** MODELS PREDICT ENSEMBLE AVERAGES**

Venkatram, A. (1979): The expected deviation of observed concentrations from predicted ensemble means. Atmos. Environ. (11):1547-1549.

“…we expect the 1-h averaged concentration to deviate from the ensemble mean by more than 100%. …This analysis shows that under unstable conditions, poor comparison of observations with predictions should be expected. …Our discussion brings up the question of model validation. It is clear that the expected deviation can be reduced by averaging several observations under similar conditions. Then, for adequate validation, the predicted concentration should be compared against an average derived from an ensemble of measured concentrations….”

Fox, D.G. (1984): Uncertainty in air quality modeling. Bull. Amer. Meteoro. Soc. (65):27-36.

“…There is agreement in the meteorological community that air quality modeling results contain various types of uncertainty (although not state explicitly) such that they represent no more than an estimate within the distribution of possible values. Generally, turbulence must be averaged in time, space, or over a number of realizations of the flow pattern, in order to elicit meaningful information. In doing this, parameters such as the dispersion coefficients are defined by their mean or average values without consideration of the variation around that mean. … The details of atmospheric motion fields are not predictable without uncertainty, nor is the concentration of a pollutant released into any turbulent fluid predictable without uncertainty. In studies of turbulence, it is convenient to introduce the notion of an ensemble, namely a number of repeats of the same ‘experiment,’ holding external conditions (boundary and initial conditions) fixed….”

Weil, J.C., R.I. Sykes, and A. Venkatram (1992): Evaluating air-quality models: review and outlook.
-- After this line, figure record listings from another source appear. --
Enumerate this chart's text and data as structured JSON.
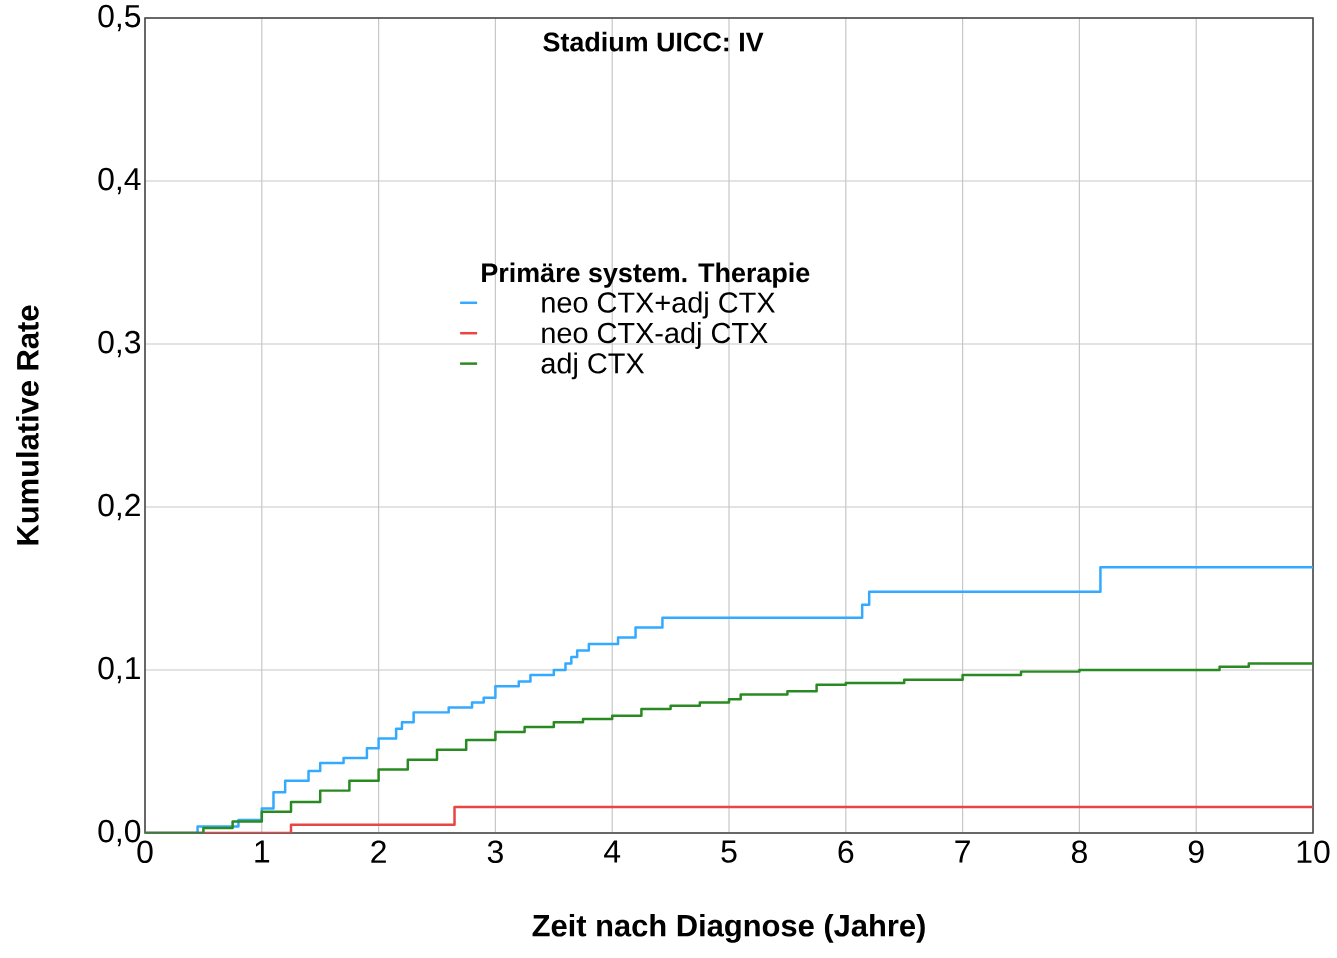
{
  "chart_data": {
    "type": "step",
    "title": "Stadium UICC: IV",
    "xlabel": "Zeit nach Diagnose (Jahre)",
    "ylabel": "Kumulative Rate",
    "legend_title": "Primäre system. Therapie",
    "xlim": [
      0,
      10
    ],
    "ylim": [
      0,
      0.5
    ],
    "xticks": [
      0,
      1,
      2,
      3,
      4,
      5,
      6,
      7,
      8,
      9,
      10
    ],
    "yticks": [
      {
        "value": 0,
        "label": "0,0"
      },
      {
        "value": 0.1,
        "label": "0,1"
      },
      {
        "value": 0.2,
        "label": "0,2"
      },
      {
        "value": 0.3,
        "label": "0,3"
      },
      {
        "value": 0.4,
        "label": "0,4"
      },
      {
        "value": 0.5,
        "label": "0,5"
      }
    ],
    "grid": true,
    "legend": "top",
    "series": [
      {
        "name": "neo CTX+adj CTX",
        "color": "#33aaff",
        "x": [
          0,
          0.45,
          0.8,
          1.0,
          1.1,
          1.2,
          1.4,
          1.5,
          1.7,
          1.9,
          2.0,
          2.15,
          2.2,
          2.3,
          2.6,
          2.8,
          2.9,
          3.0,
          3.2,
          3.3,
          3.5,
          3.6,
          3.65,
          3.7,
          3.8,
          4.05,
          4.2,
          4.43,
          6.14,
          6.2,
          8.18,
          10
        ],
        "values": [
          0,
          0.004,
          0.008,
          0.015,
          0.025,
          0.032,
          0.038,
          0.043,
          0.046,
          0.052,
          0.058,
          0.064,
          0.068,
          0.074,
          0.077,
          0.08,
          0.083,
          0.09,
          0.093,
          0.097,
          0.1,
          0.104,
          0.108,
          0.112,
          0.116,
          0.12,
          0.126,
          0.132,
          0.14,
          0.148,
          0.163,
          0.163
        ]
      },
      {
        "name": "neo CTX-adj CTX",
        "color": "#e84545",
        "x": [
          0,
          1.25,
          2.65,
          10
        ],
        "values": [
          0,
          0.005,
          0.016,
          0.016
        ]
      },
      {
        "name": "adj CTX",
        "color": "#2a8a22",
        "x": [
          0,
          0.5,
          0.75,
          1.0,
          1.25,
          1.5,
          1.75,
          2.0,
          2.25,
          2.5,
          2.75,
          3.0,
          3.25,
          3.5,
          3.75,
          4.0,
          4.25,
          4.5,
          4.75,
          5.0,
          5.1,
          5.5,
          5.75,
          6.0,
          6.5,
          7.0,
          7.5,
          8.0,
          8.5,
          9.0,
          9.2,
          9.45,
          10
        ],
        "values": [
          0,
          0.003,
          0.007,
          0.013,
          0.019,
          0.026,
          0.032,
          0.039,
          0.045,
          0.051,
          0.057,
          0.062,
          0.065,
          0.068,
          0.07,
          0.072,
          0.076,
          0.078,
          0.08,
          0.082,
          0.085,
          0.087,
          0.091,
          0.092,
          0.094,
          0.097,
          0.099,
          0.1,
          0.1,
          0.1,
          0.102,
          0.104,
          0.104
        ]
      }
    ]
  }
}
Journal of Applied Meteoro. ((31):1121-1145.

“…Air-quality models predict the mean concentration for a given set of conditions (i.e., an ensemble), whereas observations are individual realizations drawn from the ensemble. The natural variability: is the random concentration fluctuation about the mean and is large (of the order of the mean; section 2). The steering committee considered the natural variability to be very significant in hampering the performance evaluation. …The natural variability, also called the inherent uncertainty (Fox 1984; Venkatram 1982), is caused by PBL turbulence. It arises because the details of the velocity field are not the same in each realization of a turbulent flow….”

**MODEL EVALUATION IDEAS**

Presentation at the Guideline on Air Quality Models March 19-21, 2013 at the Sheraton Raleigh Hotel, Raleigh, N.C. Provided is the power-point presentation, extended notes, and handout notes.

ASTM D6589 Standard Guide for Statistical Evaluation of Atmospheric Dispersion Model Performance. This Standard Guide provides concepts that are useful for the comparison of modeled air concentrations with observed field data. In the Annex of this Standard Guide a procedure is outlined that compares observed average centerline concentration values with average modeled centerline concentration values. Provided are links to 1) the Standard Guide, 2) FORTRAN code that implements the procedure, and 3) data sets used to demonstrate the procedure.

**DISCUSSION**

It is not a given that the concepts espoused by my March 2013 presentation or in D6589 are universally accepted. There are some who yet insist that it is sufficient to compare the arc-maxima concentration values seen at each downwind distance with that simulated by the model. I am hoping that my March 2013 presentation will discourage such analyses.

The Harmonization Initiative (which was begun in 1991) is continuing effort to reach consensus on best practices in air quality characterization. As part of the Harmonization Initiative, conferences are held every 18 months to stimulate development of ideas and ultimately consensus on best practices. As part of this effort, a model validation kit was created to stimulate discussion on how best to evaluate model performance.